For the industry to add value through information sharing, it is going to take more than sending a sales rep or MSL to see a physician with basic company product information.  Most companies realize this and have moved to take advantage of the internet, e-learning, e-prescribing, and television. In time however, this will also get old, build skepticism, and diminish in value as marketers abuse these tools, trying to cleverly hype  their product advantages, and overcommercialize their products with bold intrusive branding.

So what’s the solution?  Better science.  FDA approved label claims for what you want to say about your product and strong definitive clinical data to support the claims.  Peer reviewed presentations and publications with full disclosure and fair balance of data to support the benefits and risks. If you want to claim superiority, do the studies, get the claims, or at the very least, have credible data from reproducible controlled trials.

Then use whatever electronic communications you chose to disseminate your data.   This is not to say you don’t need marketing or sales to promote your product.  Professional, data supported claims merely provide a more credible base for promotion.  No hype required.
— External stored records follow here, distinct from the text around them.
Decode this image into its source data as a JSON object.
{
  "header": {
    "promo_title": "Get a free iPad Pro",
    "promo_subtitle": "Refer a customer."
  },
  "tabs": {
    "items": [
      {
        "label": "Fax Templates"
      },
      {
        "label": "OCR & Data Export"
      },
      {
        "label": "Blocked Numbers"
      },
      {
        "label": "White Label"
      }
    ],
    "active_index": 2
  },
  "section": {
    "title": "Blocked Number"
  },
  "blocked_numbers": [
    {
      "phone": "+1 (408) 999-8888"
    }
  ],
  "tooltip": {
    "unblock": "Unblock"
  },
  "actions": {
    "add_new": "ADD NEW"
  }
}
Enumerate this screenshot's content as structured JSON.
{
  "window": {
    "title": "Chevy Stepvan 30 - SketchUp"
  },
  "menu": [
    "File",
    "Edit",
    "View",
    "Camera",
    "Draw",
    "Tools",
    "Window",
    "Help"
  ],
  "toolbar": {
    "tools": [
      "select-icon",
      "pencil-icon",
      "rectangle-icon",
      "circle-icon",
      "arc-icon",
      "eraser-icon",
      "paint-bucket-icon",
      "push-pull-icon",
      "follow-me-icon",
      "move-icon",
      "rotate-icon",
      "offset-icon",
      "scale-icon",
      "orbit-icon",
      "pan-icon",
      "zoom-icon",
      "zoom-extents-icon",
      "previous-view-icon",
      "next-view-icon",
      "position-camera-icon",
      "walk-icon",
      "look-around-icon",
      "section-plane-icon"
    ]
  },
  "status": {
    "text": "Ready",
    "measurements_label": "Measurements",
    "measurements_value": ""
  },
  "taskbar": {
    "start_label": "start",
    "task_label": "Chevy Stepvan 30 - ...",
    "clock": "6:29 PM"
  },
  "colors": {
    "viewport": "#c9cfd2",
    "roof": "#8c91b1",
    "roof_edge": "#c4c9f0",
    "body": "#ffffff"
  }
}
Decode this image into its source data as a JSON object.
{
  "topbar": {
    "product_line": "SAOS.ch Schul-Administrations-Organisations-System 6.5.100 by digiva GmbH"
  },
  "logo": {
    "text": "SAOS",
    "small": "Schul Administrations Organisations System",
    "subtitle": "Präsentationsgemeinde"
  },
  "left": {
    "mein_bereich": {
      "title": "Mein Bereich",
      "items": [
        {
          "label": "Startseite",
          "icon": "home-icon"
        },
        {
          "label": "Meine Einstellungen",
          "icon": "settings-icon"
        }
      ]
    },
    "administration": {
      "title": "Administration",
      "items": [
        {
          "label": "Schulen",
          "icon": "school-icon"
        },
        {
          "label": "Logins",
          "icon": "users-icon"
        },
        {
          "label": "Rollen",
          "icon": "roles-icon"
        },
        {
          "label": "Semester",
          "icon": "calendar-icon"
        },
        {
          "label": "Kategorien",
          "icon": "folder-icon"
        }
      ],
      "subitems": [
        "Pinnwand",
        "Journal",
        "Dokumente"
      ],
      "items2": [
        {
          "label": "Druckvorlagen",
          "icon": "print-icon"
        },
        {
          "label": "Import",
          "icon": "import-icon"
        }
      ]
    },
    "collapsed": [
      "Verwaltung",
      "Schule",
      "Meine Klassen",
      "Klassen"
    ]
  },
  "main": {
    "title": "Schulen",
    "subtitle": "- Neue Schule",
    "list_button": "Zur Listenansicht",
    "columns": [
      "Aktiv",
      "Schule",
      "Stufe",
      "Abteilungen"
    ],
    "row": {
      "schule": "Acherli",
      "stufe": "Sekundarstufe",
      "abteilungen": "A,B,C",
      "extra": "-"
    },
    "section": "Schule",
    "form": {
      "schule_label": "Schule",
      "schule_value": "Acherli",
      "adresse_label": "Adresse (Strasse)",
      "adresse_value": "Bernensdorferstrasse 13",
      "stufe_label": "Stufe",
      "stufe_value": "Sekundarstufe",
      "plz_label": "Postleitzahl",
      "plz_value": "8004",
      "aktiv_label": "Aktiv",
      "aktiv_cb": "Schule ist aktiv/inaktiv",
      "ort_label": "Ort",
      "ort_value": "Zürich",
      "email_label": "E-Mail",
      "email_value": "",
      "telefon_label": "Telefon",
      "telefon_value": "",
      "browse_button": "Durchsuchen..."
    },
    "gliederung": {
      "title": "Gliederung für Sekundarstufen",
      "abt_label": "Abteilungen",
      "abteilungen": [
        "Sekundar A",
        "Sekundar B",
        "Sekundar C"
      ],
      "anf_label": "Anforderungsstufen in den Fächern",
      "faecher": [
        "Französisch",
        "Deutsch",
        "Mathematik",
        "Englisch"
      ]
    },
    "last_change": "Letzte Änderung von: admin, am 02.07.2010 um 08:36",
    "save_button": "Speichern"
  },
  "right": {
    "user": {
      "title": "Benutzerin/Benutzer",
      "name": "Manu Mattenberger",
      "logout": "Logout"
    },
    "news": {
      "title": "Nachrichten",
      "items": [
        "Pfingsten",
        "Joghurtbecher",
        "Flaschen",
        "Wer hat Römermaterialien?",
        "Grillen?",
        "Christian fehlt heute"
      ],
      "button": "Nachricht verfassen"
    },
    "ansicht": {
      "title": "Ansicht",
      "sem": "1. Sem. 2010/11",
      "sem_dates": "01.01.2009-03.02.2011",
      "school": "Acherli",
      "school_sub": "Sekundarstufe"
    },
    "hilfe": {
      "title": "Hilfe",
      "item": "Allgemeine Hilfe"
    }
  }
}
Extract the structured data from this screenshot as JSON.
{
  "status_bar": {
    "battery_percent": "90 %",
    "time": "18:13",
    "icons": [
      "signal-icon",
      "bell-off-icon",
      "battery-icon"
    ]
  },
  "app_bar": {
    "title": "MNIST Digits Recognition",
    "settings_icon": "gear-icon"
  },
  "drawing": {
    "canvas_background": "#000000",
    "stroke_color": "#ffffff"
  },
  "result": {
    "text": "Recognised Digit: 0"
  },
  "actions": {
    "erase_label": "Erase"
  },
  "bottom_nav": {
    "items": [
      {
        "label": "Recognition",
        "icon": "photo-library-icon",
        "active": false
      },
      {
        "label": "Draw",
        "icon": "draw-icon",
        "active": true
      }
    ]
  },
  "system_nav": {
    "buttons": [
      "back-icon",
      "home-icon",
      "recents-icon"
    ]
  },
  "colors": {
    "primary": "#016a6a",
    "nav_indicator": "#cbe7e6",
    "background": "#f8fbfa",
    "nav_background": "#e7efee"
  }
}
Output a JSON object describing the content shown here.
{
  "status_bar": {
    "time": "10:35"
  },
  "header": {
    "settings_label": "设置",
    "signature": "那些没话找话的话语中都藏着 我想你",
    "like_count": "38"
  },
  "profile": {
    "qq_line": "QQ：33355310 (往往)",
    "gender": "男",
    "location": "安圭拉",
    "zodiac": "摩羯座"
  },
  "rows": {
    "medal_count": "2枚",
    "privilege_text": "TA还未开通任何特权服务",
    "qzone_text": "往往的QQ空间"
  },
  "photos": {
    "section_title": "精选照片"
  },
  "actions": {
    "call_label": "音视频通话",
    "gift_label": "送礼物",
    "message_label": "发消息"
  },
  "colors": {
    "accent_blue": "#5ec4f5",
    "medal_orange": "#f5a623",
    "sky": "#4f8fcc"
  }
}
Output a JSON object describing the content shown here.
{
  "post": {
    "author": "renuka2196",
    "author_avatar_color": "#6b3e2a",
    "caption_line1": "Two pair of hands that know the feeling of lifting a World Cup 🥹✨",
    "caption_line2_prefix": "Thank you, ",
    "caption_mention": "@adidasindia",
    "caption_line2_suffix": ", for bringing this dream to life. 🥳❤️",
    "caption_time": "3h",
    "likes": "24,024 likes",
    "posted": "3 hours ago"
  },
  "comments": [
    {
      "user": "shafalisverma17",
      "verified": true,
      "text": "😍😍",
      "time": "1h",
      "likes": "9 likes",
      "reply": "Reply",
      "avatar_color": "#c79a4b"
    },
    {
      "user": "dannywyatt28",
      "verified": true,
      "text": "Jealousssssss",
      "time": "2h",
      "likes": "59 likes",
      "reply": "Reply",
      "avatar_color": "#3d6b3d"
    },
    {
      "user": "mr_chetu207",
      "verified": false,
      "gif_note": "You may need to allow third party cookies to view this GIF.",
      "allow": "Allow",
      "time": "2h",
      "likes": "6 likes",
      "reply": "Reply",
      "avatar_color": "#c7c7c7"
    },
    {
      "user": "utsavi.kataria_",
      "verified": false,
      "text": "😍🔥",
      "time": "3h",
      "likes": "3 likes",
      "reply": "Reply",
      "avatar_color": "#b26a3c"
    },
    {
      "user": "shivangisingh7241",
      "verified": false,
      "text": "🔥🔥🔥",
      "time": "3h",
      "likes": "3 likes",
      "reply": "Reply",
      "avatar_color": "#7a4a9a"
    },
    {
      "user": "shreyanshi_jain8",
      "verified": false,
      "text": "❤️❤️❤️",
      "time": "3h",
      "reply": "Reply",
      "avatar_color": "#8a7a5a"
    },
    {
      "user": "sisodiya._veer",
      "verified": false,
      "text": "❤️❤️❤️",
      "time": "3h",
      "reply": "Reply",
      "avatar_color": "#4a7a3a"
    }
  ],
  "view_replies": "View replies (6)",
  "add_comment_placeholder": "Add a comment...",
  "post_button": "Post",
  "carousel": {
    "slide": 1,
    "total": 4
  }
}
You could even have life science trained medical personnel who can discuss in detail, on a peer basis, the nuances of the data and what they mean. If these people can not stand in front of a medical conference and defend their presentations, comments, or the implications of the data being presented, they should not be presenting in a one-on-one setting either.  A very tough standard, perhaps.  But, a lot more credible than the industry has provided healthcare providers in the past.